DIA DO MEIO AMBIENTE

Desmatamentos ameaçam a Mata Atlântica

ALERTA Cobrança por crimes como o desmatamento é uma das garantias para a preservação de matas, como a Serra do Mar. (Foto: arquivo)

Vinte e quatro horas antes do Dia do Meio Ambiente, a pressão das entidades que defendem as matas nativas e também do Ministério Público Federal surtiu resultado: o ministro que cuida da pasta no âmbito federal, Ricardo Salles, recuou e revogou o decreto que anistiava multas por desmatamento e queimadas praticadas desde 2008. Para pesquisadores e organizações do setor, além de invalidar os crimes do passado, essa legislação abria precedente para que o país continuasse a perder parte da Mata Atlântic. Hoje, são preservadas apenas 12,4% das áreas com três ou mais hectares deste bioma, segundo levantamento da fundação SOS Mata Atlântica.

O secretário do Verde e Meio Ambiente de Mogi das Cruzes, Daniel Teixeira de Lima, avalia que a celebração de hoje não deve ser só de festa. Deve-se, sim, comemorar o avanço sobretudo na legislação de preservação ambiental no Brasil, considerada por ele uma das mais modernas do mundo, mas o dia é para considerar a ameaça que ficou muito próximo de ser concluída por uma determinação governamental. Teixeira diz ser “triste” ver que o ministro quis se aproveitar do momento em que diversas pessoas morrem pela pandemia do novo coronavírus para modificar conquistas da luta ambiental. Em uma reunião ministerial, Salles sugeriu que a crise sanitária seria um motivo para se aproveitar para “passar com a boiada” e revogar medidas preservacionistas.

Por outro lado, o titular da pasta municipal considera que, neste momento, Mogi mantém a luta pela preservação e cita que a aprovação do Plano Municipal de Educação Ambiental anteontem na Câmara Municipal, um trabalho de mais de três anos, que entende que a conscientização ambiental deve ir além de portões da escola.

Ele defende que o Plano Municipal deve ser prática constante, nos caráteres formal e informal, transpassando matérias didáticas e resultando na mudança de atitudes.

“A gente tem procurado deixar legados de políticas públicas permanentes, para que a sociedade se conscientize. Então quando a gente tem diversos planos, conselhos, ações permanentes de plantio de mudas. Com isso a gente está dizendo que a questão ambiental é persistente. Nós estamos dando segurança às áreas ambientais, no mesmo tempo em que o governo federal tenta desmantelar”, pontua.
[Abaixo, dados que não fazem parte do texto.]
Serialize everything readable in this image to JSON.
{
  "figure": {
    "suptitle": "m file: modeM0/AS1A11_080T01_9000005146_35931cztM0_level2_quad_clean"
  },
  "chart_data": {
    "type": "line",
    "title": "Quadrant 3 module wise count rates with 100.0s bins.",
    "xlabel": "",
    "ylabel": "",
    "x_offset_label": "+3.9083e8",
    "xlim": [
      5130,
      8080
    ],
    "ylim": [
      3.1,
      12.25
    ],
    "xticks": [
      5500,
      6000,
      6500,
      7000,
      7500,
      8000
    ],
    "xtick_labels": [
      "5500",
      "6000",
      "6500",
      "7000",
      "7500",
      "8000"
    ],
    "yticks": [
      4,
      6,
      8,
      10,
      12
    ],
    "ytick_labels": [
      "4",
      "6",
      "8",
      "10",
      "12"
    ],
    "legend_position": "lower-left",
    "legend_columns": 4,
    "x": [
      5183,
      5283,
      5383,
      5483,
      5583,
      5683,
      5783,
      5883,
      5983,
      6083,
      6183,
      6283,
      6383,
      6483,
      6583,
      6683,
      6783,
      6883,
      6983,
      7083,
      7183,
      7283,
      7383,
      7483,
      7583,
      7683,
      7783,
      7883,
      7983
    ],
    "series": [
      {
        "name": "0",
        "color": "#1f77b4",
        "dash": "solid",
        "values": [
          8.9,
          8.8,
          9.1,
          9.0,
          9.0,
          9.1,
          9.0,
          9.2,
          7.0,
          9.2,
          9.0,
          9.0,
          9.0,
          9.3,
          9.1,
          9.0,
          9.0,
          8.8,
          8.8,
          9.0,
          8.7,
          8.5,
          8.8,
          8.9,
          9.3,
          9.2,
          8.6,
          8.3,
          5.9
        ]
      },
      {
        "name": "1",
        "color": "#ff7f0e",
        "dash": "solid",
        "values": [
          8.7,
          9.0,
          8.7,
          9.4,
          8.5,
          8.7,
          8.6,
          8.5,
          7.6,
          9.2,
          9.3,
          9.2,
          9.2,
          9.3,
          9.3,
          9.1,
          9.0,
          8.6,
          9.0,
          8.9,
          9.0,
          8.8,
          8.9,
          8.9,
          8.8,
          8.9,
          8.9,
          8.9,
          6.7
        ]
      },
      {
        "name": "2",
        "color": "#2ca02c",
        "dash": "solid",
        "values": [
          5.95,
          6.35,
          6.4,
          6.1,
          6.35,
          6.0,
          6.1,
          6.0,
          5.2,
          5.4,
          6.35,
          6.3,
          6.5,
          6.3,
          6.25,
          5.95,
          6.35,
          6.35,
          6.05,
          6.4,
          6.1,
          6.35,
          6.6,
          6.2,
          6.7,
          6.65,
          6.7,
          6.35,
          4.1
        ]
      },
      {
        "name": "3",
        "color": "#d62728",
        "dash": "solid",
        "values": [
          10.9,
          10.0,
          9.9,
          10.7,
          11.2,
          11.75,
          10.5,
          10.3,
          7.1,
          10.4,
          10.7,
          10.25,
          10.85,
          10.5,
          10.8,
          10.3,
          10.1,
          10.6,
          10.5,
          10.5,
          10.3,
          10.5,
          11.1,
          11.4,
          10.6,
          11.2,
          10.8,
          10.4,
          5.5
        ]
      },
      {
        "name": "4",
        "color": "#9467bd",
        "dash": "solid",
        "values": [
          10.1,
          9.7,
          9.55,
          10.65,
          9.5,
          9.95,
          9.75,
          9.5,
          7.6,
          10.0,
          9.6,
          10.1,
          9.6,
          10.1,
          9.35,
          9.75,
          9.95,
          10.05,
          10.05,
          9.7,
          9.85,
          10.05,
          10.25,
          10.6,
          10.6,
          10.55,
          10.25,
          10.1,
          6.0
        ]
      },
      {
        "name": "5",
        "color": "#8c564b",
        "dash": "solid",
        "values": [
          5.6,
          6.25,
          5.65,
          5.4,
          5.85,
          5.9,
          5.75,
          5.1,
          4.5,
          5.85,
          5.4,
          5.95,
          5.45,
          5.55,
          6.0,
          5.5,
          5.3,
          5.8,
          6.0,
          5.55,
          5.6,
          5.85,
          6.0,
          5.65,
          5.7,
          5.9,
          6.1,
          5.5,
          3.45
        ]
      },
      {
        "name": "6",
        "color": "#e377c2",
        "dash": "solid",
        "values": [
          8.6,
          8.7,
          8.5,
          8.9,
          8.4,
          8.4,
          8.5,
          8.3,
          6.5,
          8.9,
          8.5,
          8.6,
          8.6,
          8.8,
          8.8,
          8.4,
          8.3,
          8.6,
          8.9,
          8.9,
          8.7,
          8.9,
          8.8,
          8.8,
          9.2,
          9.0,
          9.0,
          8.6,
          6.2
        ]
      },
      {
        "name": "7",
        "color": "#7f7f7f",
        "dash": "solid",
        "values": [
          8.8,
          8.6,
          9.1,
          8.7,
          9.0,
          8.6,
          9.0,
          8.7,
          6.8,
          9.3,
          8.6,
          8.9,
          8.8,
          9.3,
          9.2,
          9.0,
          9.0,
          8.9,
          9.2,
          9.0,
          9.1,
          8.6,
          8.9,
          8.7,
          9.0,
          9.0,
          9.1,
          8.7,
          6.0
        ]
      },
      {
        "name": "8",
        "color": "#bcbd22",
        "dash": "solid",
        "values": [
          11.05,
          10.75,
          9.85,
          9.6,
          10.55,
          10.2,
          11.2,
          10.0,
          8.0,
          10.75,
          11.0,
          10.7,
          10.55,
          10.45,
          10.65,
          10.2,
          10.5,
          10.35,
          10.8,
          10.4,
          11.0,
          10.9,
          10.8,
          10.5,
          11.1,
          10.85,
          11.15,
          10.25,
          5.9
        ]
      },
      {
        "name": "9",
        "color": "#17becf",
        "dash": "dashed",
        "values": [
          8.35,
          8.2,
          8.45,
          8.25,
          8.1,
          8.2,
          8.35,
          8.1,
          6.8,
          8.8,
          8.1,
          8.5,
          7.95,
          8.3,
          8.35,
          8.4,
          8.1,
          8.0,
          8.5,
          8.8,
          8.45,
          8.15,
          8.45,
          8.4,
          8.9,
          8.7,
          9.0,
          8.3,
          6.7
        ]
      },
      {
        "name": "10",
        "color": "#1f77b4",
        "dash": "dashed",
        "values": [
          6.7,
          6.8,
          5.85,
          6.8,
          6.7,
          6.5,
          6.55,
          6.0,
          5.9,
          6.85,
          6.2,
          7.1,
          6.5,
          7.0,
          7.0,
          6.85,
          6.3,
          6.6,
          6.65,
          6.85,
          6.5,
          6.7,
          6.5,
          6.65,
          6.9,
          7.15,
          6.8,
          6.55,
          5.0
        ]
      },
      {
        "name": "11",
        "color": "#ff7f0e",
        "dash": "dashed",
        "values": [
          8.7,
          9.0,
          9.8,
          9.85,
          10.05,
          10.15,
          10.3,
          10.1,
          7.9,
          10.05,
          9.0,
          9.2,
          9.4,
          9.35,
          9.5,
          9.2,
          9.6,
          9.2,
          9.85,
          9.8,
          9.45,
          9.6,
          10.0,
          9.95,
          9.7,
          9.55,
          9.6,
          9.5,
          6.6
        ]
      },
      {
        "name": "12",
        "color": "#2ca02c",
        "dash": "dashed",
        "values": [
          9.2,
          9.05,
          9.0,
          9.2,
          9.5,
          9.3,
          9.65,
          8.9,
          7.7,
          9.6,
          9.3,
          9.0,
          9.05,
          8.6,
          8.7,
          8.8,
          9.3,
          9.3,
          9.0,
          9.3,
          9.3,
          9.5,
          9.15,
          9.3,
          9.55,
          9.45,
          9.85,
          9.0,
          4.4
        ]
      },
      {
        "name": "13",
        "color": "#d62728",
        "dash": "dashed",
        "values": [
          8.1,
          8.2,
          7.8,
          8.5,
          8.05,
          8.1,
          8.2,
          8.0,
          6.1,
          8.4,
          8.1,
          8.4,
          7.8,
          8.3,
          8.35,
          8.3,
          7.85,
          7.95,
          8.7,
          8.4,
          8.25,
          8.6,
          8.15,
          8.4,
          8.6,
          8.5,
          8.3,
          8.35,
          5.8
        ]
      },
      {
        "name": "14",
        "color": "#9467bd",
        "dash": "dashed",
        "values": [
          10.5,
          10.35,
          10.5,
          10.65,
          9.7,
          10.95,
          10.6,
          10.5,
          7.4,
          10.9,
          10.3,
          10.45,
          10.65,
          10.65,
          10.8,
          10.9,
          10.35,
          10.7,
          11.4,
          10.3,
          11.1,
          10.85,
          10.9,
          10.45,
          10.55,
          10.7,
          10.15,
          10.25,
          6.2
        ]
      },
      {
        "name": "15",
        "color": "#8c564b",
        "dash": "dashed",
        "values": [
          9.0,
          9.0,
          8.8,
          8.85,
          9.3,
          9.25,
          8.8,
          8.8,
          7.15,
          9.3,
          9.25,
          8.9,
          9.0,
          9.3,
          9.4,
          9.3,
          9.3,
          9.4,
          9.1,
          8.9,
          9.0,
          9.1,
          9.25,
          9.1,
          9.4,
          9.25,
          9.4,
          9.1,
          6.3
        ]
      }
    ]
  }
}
O estudo mais recente da SOS Mata Atlântica e do Instituto Nacional de Pesquisas Espaciais (Inpe) coloca Mogi das Cruzes como o segundo município da Região Metropolitana do Estado de São Paulo que mais perdeu área de Mata Atlântica entre 2017 e 2018. Mauá está no topo do levantamento com a redução de 14 hectares. Em seguida aparece Mogi, com a perda de 11 (ha).

Para o secretário, não há uma ameaça maior em determinada área da mata, então o cuidado deve ser destinado a toda a região. Com áreas mais próximas das zonas urbanizadas, os cuidado aumentam para que os resíduos sólidos não sejam despejados na mata.

“Hoje o maior problema são as queimadas aos pés da serra. A nossa secretaria de Segurança tem a Patrulha Rural para conter invasão em área de preservação, e vale dizer que no eixo Sul nós temos a área rural, que não paga imposto a Mogi, mas nem por isso nós deixamos de atuar nessas áreas. O prefeito Marcus Melo ressalta que é tolerância zero para invasão em Mogi das Cruzes”, destaca o secretário.

Está agendada para o próximo dia 25 uma live entre o Corpo de Bombeiros, a Fundação Florestal e as 12 cidades do Consórcio de Desenvolvimento dos Municípios do Alto Tietê (Condemat) para tratar sobre queimadas e incêndios florestais. Além disso, Mogi das Cruzes realiza o Junho Verde, pelo quarto ano consecutivo, mas desta vez com a maior parte da programação on-line.